Arithmetic Average Return vs. Geometric Average Return

Arithmetic average return is simple and easy to understand, but it may overstate performance when returns are volatile. Geometric average return accounts for compounding and is often better for measuring long-term investment growth.

For example, a large loss requires a larger gain to recover. That is why CAGR can be lower than the simple average when returns move up and down over time.

Why Average Return Matters

Average return helps investors compare investments, review performance, and understand how their money may have grown over time. It is useful for stocks, mutual funds, ETFs, portfolios, retirement accounts, and other investments.

Average return is still only one measure.

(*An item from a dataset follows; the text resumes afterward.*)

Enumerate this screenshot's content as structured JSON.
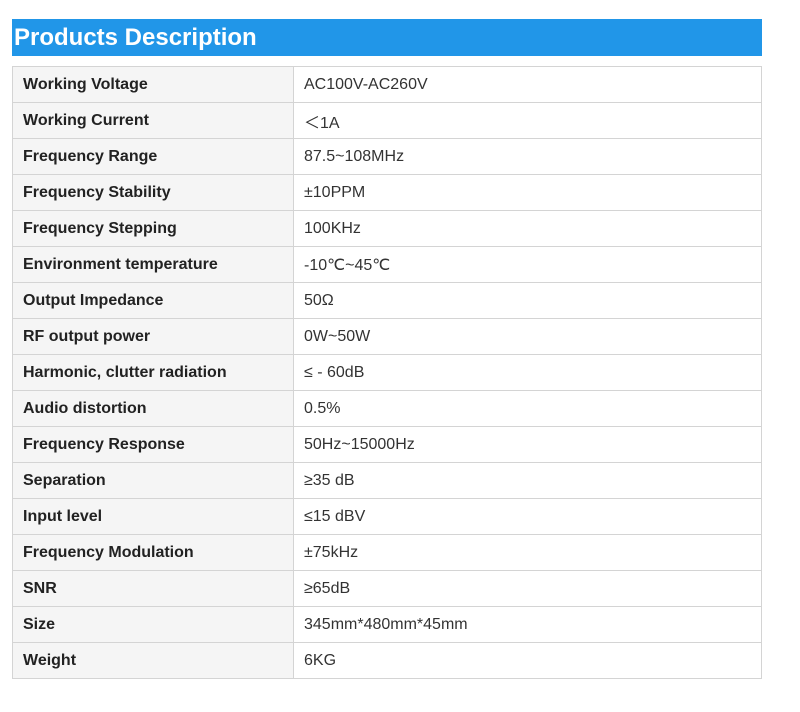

Investors should also consider risk, volatility, fees, taxes, inflation, time horizon, and investment goals.

Average Return Planning Tips

Use CAGR for long-term compounded performance.
Compare average return with volatility.
Include taxes and inflation when planning.
Review both best and worst years.
Do not rely on average return alone.
Match return expectations to your time horizon.

Frequently Asked Questions

What is an average return calculator?

An average return calculator estimates investment performance using annual returns or starting and ending values.

What is arithmetic average return?

Arithmetic average return is the simple average of a set of annual returns.

What is geometric average return?

Geometric average return measures the compounded annual growth rate over time.

Is CAGR the same as average return?

CAGR is a type of average return that accounts for compounding. It is often different from the arithmetic average return.

Can this calculator predict future returns?

No. It provides estimates only. Actual investment results may vary due to market performance, fees, taxes, inflation, and timing.

Important Disclaimer

This average return calculator is for educational and informational purposes only. It does not provide financial, investment, tax, or legal advice. Investment returns can change, and past performance does not guarantee future results.